GENDERED IMBALANCE: THE ASSYMETRY OF CARE
So, here is something I’ve been thinking about since I looked into the 'how' of the construction of gender identity in my research. Why is it that men statistically seem happier in relationships, while many women feel happier out of them, especially after divorce or widowhood. There’s a pattern here... nothing personal.Anthropologists (Mead & Hrdy) and evolutionary psychologists (Buss), have long argued that our gendered instincts come from very old survival needs. For most of human history, men had to protect and provide: the tribe depended on their physical strength. Women, meanwhile, were wired and socially conditioned for caregiving and emotional cohesion. Because of this, relationships developed a kind of exchange: men received care (which they naturally sought but weren’t taught to give), and women, who also wanted care, received protection and provision, which more or less balanced the fact that they were usually the ones giving all the emotional labour.
But here is the problem: in the modern world, that exchange has collapsed. There are no tigers waiting to attack from behind the corner! So, we don’t need physical protection for daily survival. And women can provide for themselves just fine. The 'provider-protector' role that once balanced things is gone.
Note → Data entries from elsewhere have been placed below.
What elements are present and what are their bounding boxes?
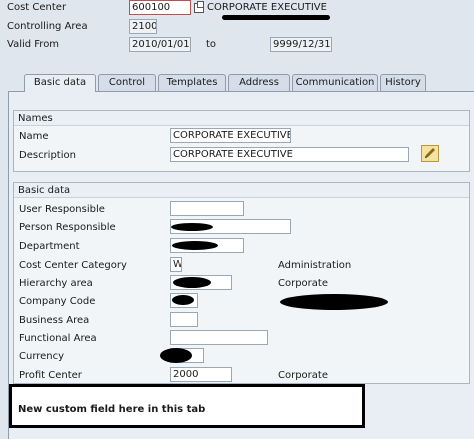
copy-icon[interactable] <box>194 1 204 13</box>
redaction-mark <box>173 277 211 288</box>
department-label: Department <box>19 241 80 252</box>
cost-center-label: Cost Center <box>7 2 67 13</box>
tab-templates[interactable]: Templates <box>158 74 226 91</box>
business-area-label: Business Area <box>19 315 90 326</box>
tab-history[interactable]: History <box>380 74 426 91</box>
user-responsible-label: User Responsible <box>19 204 105 215</box>
controlling-area-label: Controlling Area <box>7 21 88 32</box>
redaction-mark <box>172 295 194 305</box>
category-label: Cost Center Category <box>19 260 127 271</box>
currency-label: Currency <box>19 351 65 362</box>
basic-data-group-title: Basic data <box>14 183 469 198</box>
profit-center-input[interactable]: 2000 <box>170 367 232 382</box>
description-label: Description <box>19 150 76 161</box>
name-label: Name <box>19 131 49 142</box>
names-group-title: Names <box>14 111 469 126</box>
description-input[interactable]: CORPORATE EXECUTIVE <box>170 147 409 162</box>
hierarchy-area-label: Hierarchy area <box>19 278 93 289</box>
callout-text: New custom field here in this tab <box>18 404 206 415</box>
controlling-area-field: 2100 <box>129 19 157 34</box>
valid-to-field: 9999/12/31 <box>270 37 332 52</box>
person-responsible-label: Person Responsible <box>19 222 116 233</box>
valid-from-field: 2010/01/01 <box>129 37 191 52</box>
tab-address[interactable]: Address <box>228 74 290 91</box>
edit-pencil-icon[interactable] <box>421 145 439 162</box>
functional-area-label: Functional Area <box>19 333 97 344</box>
profit-center-label: Profit Center <box>19 370 82 381</box>
cost-center-name: CORPORATE EXECUTIVE <box>207 2 327 13</box>
profit-center-text: Corporate <box>278 370 328 381</box>
company-code-label: Company Code <box>19 296 96 307</box>
functional-area-input[interactable] <box>170 330 268 345</box>
redaction-mark <box>222 15 330 20</box>
business-area-input[interactable] <box>170 312 198 327</box>
redaction-mark <box>160 348 192 363</box>
hierarchy-area-text: Corporate <box>278 278 328 289</box>
valid-from-label: Valid From <box>7 39 60 50</box>
custom-field-callout: New custom field here in this tab <box>9 384 365 428</box>
redaction-mark <box>172 241 218 250</box>
cost-center-input[interactable]: 600100 <box>129 0 191 15</box>
category-input[interactable]: W <box>170 257 182 272</box>
redaction-mark <box>171 223 213 231</box>
name-input[interactable]: CORPORATE EXECUTIVE <box>170 128 291 143</box>
tab-control[interactable]: Control <box>98 74 156 91</box>
redaction-mark <box>280 294 388 310</box>
tab-communication[interactable]: Communication <box>292 74 378 91</box>
to-label: to <box>206 39 217 50</box>
user-responsible-input[interactable] <box>170 201 244 216</box>
category-text: Administration <box>278 260 352 271</box>
tab-basic-data[interactable]: Basic data <box>24 74 96 92</box>
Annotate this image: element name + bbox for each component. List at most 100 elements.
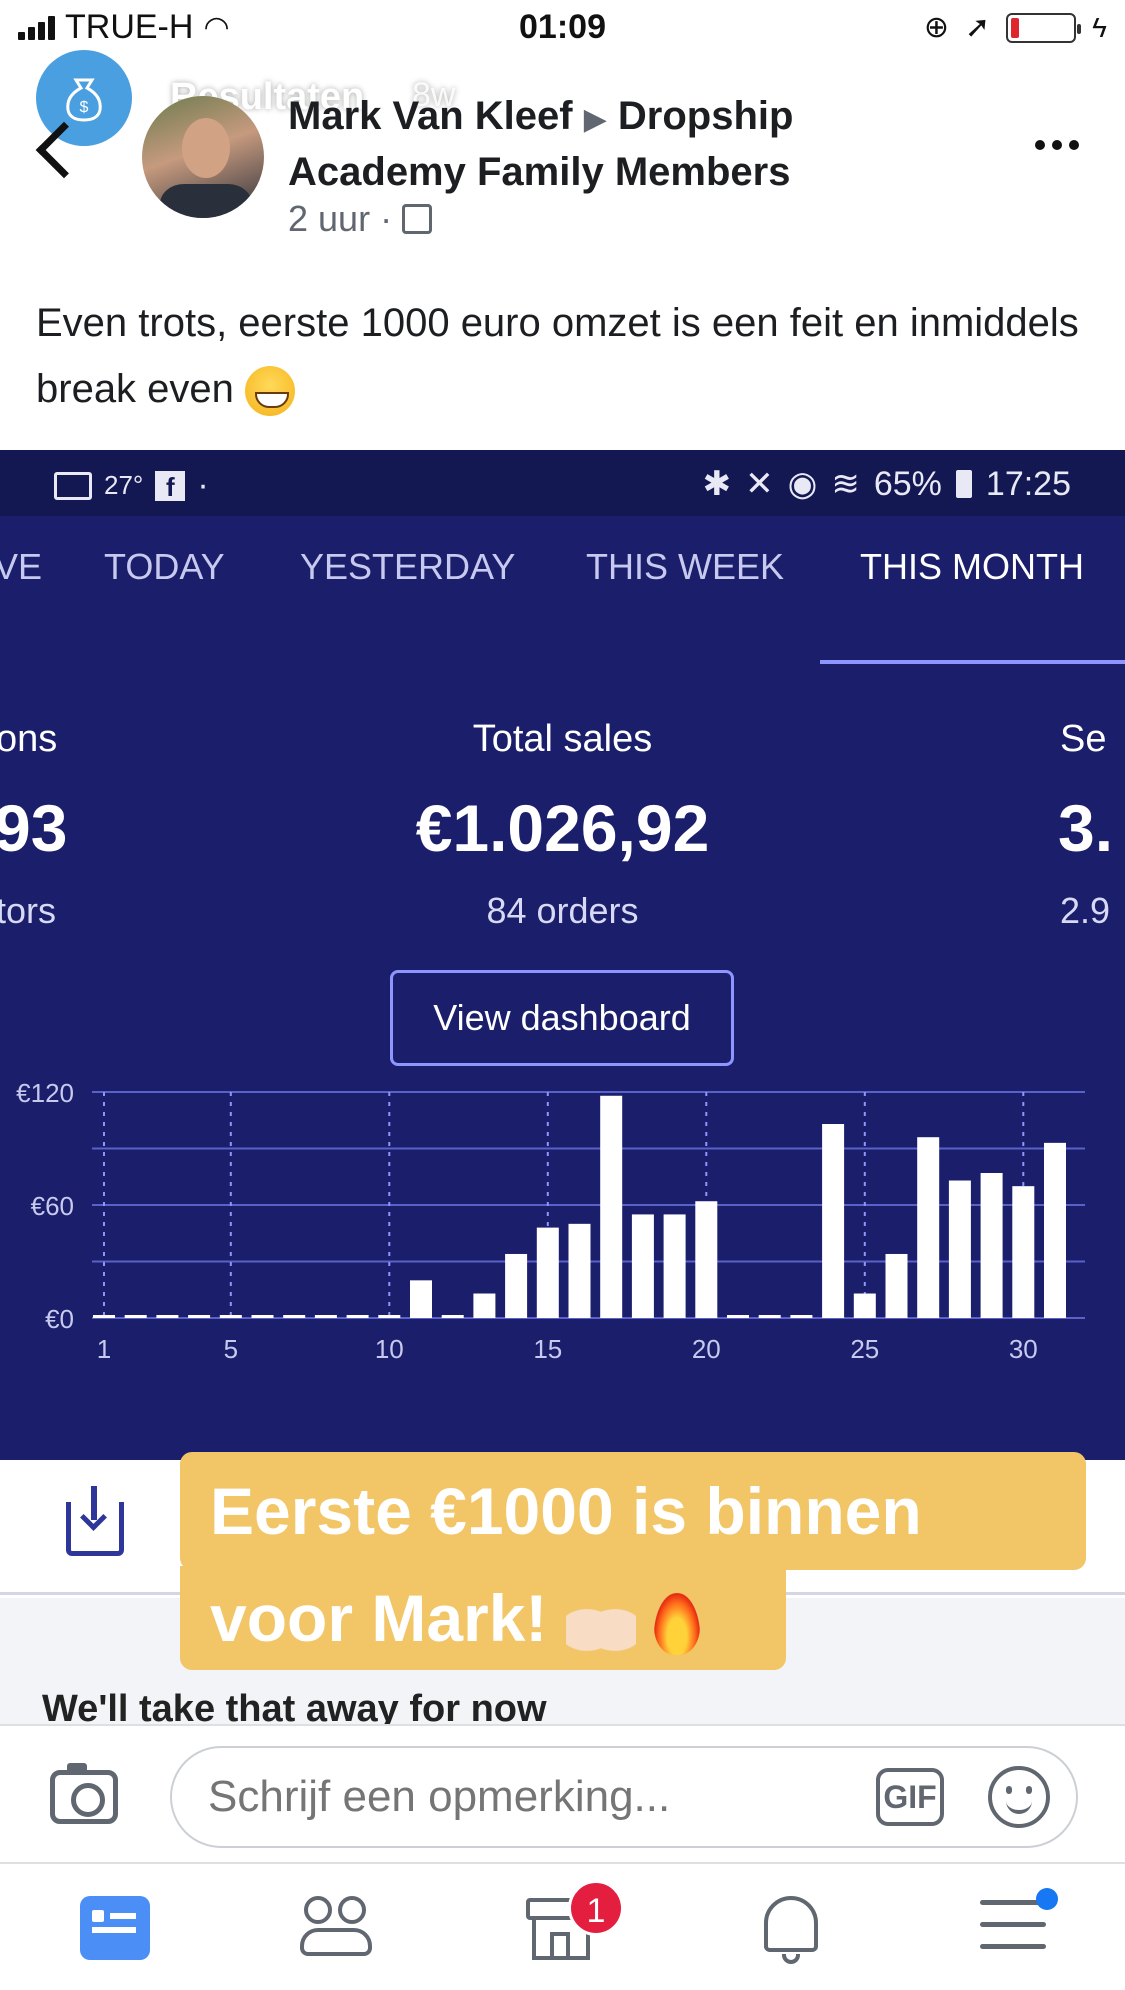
chart-bar: [93, 1315, 115, 1318]
charging-icon: ϟ: [1092, 11, 1107, 43]
android-status-bar: 27° f · ✱ ✕ ◉ ≋ 65% 17:25: [0, 450, 1125, 516]
mute-icon: ✕: [745, 465, 774, 503]
chart-bar: [473, 1293, 496, 1318]
sales-bar-chart: €0€60€1201 5 10 15 20 25 30: [16, 1078, 1085, 1364]
x-tick-label: 15: [533, 1334, 562, 1364]
mail-icon: [54, 471, 92, 500]
total-sales-value: €1.026,92: [415, 791, 710, 865]
chart-bar: [410, 1280, 432, 1318]
post-author-name[interactable]: Mark Van Kleef: [288, 94, 573, 138]
battery-icon: [1006, 12, 1082, 43]
more-options-icon[interactable]: [1035, 140, 1079, 150]
emoji-icon[interactable]: [988, 1766, 1050, 1828]
fire-emoji-icon: [654, 1592, 701, 1655]
chart-bar: [124, 1315, 147, 1318]
chart-bar: [600, 1095, 623, 1318]
y-tick-label: €120: [16, 1078, 74, 1108]
bottom-nav: [0, 1864, 1125, 1990]
view-dashboard-button[interactable]: View dashboard: [390, 970, 734, 1066]
alarm-icon: ◉: [787, 465, 818, 503]
svg-text:$: $: [80, 99, 89, 116]
tab-live[interactable]: VE: [0, 546, 42, 588]
chart-bar: [790, 1315, 813, 1318]
wifi-signal-icon: ≋: [831, 465, 860, 503]
active-tab-indicator: [820, 660, 1125, 664]
total-orders: 84 orders: [486, 890, 639, 931]
total-sales-label: Total sales: [472, 718, 653, 760]
tab-this-week[interactable]: THIS WEEK: [586, 546, 784, 588]
chart-bar: [758, 1315, 781, 1318]
status-bar: TRUE-H ◠ 01:09 ⊕ ➚ ϟ: [0, 0, 1125, 56]
news-feed-icon: [80, 1896, 150, 1960]
chart-bar: [885, 1253, 908, 1318]
chart-bar: [948, 1180, 971, 1318]
chart-bar: [251, 1315, 274, 1318]
tab-yesterday[interactable]: YESTERDAY: [300, 546, 515, 588]
chart-bar: [156, 1315, 179, 1318]
android-time: 17:25: [985, 464, 1071, 503]
right-metric-value: 3.: [1058, 791, 1114, 865]
chart-bar: [1012, 1186, 1035, 1318]
gif-button[interactable]: GIF: [876, 1768, 944, 1826]
close-icon[interactable]: [1035, 68, 1095, 128]
tab-today[interactable]: TODAY: [104, 546, 225, 588]
temperature-label: 27°: [104, 470, 144, 500]
nav-groups[interactable]: [296, 1886, 376, 1966]
chart-bar: [568, 1223, 591, 1318]
period-tabs: VE TODAY YESTERDAY THIS WEEK THIS MONTH: [0, 546, 1125, 616]
x-tick-label: 25: [850, 1334, 879, 1364]
post-author-line[interactable]: Mark Van Kleef ▶ Dropship Academy Family…: [288, 90, 888, 198]
x-tick-label: 5: [224, 1334, 238, 1364]
marketplace-badge: 1: [568, 1880, 624, 1936]
nav-notifications[interactable]: [752, 1886, 832, 1966]
chart-bar: [1044, 1142, 1066, 1318]
battery-percent: 65%: [873, 464, 942, 503]
post-time[interactable]: 2 uur: [288, 198, 370, 240]
android-battery-icon: [955, 470, 972, 498]
chart-bar: [188, 1315, 211, 1318]
location-icon: ➚: [965, 11, 991, 44]
facebook-icon: f: [155, 470, 186, 502]
chart-bar: [314, 1315, 337, 1318]
chart-bar: [727, 1315, 749, 1318]
download-icon[interactable]: [66, 1486, 124, 1556]
menu-notification-dot: [1036, 1888, 1058, 1910]
right-metric-sub: 2.9: [1060, 890, 1111, 931]
chart-bar: [663, 1214, 686, 1318]
chart-bar: [378, 1315, 401, 1318]
chart-bar: [283, 1315, 306, 1318]
post-text: Even trots, eerste 1000 euro omzet is ee…: [36, 290, 1086, 422]
post-image[interactable]: 27° f · ✱ ✕ ◉ ≋ 65% 17:25 VE TODAY YESTE…: [0, 450, 1125, 1460]
post-text-content: Even trots, eerste 1000 euro omzet is ee…: [36, 301, 1079, 411]
meta-separator: ·: [380, 198, 393, 239]
arrow-right-icon: ▶: [583, 103, 607, 136]
tab-this-month[interactable]: THIS MONTH: [860, 546, 1084, 588]
chart-bar: [980, 1172, 1003, 1318]
camera-icon[interactable]: [50, 1763, 118, 1824]
group-members-icon: [402, 204, 433, 234]
status-right: ⊕ ➚ ϟ: [924, 10, 1107, 45]
chart-bar: [917, 1137, 940, 1318]
post-meta: 2 uur ·: [288, 198, 433, 240]
x-tick-label: 1: [97, 1334, 111, 1364]
chart-bar: [695, 1201, 718, 1318]
story-sticker-line1: Eerste €1000 is binnen: [180, 1452, 1086, 1570]
chart-bar: [631, 1214, 654, 1318]
rotation-lock-icon: ⊕: [923, 11, 950, 44]
chart-bar: [853, 1293, 876, 1318]
chart-bar: [536, 1227, 559, 1318]
story-sticker-text: voor Mark!: [210, 1581, 548, 1655]
chart-bar: [505, 1253, 528, 1318]
story-money-bag-icon[interactable]: $: [36, 50, 132, 146]
avatar[interactable]: [142, 96, 264, 218]
y-tick-label: €0: [45, 1304, 74, 1334]
raised-hands-emoji-icon: [565, 1593, 636, 1654]
story-sticker-line2: voor Mark!: [180, 1566, 786, 1670]
nav-news-feed[interactable]: [74, 1886, 154, 1966]
x-tick-label: 10: [375, 1334, 404, 1364]
grin-emoji-icon: [245, 366, 296, 417]
right-metric-label: Se: [1060, 718, 1107, 760]
chart-bar: [441, 1315, 464, 1318]
chart-bar: [346, 1315, 369, 1318]
x-tick-label: 20: [692, 1334, 721, 1364]
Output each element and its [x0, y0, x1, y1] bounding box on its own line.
So what is left?
The emotional dynamic hasn’t changed. As sociologists (Chodorow & Coontz) show, women are still expected to give care, and men are still not socially conditioned to give it back. So men continue to get what they want, - care - and feel content. However, the only thing women truly need today is care in return, and this is the one thing men are mostly not able to provide. The illusory protection-providing men are still offering in exchange today is irrelevant and redundant. I’m calling this 'The Care Asymmetry':men thrive in relationships because they get what they are wired to seek, while women often don’t, because the old compensations (protection, provision) don’t mean much anymore. This imbalance is not personal, it is structural, and exists right at the intersection of evolutionary wiring, socio-historical conditioning and modern life. And there is more to it: cultures with strong patriarchal socialisation produce men who never learned emotional care, because emotional openness is a skill, not a “female trait”.
If this is right, the future of happy relationships depends not on reviving outdated roles, but on teaching yoing boys something far more important today: emotional care.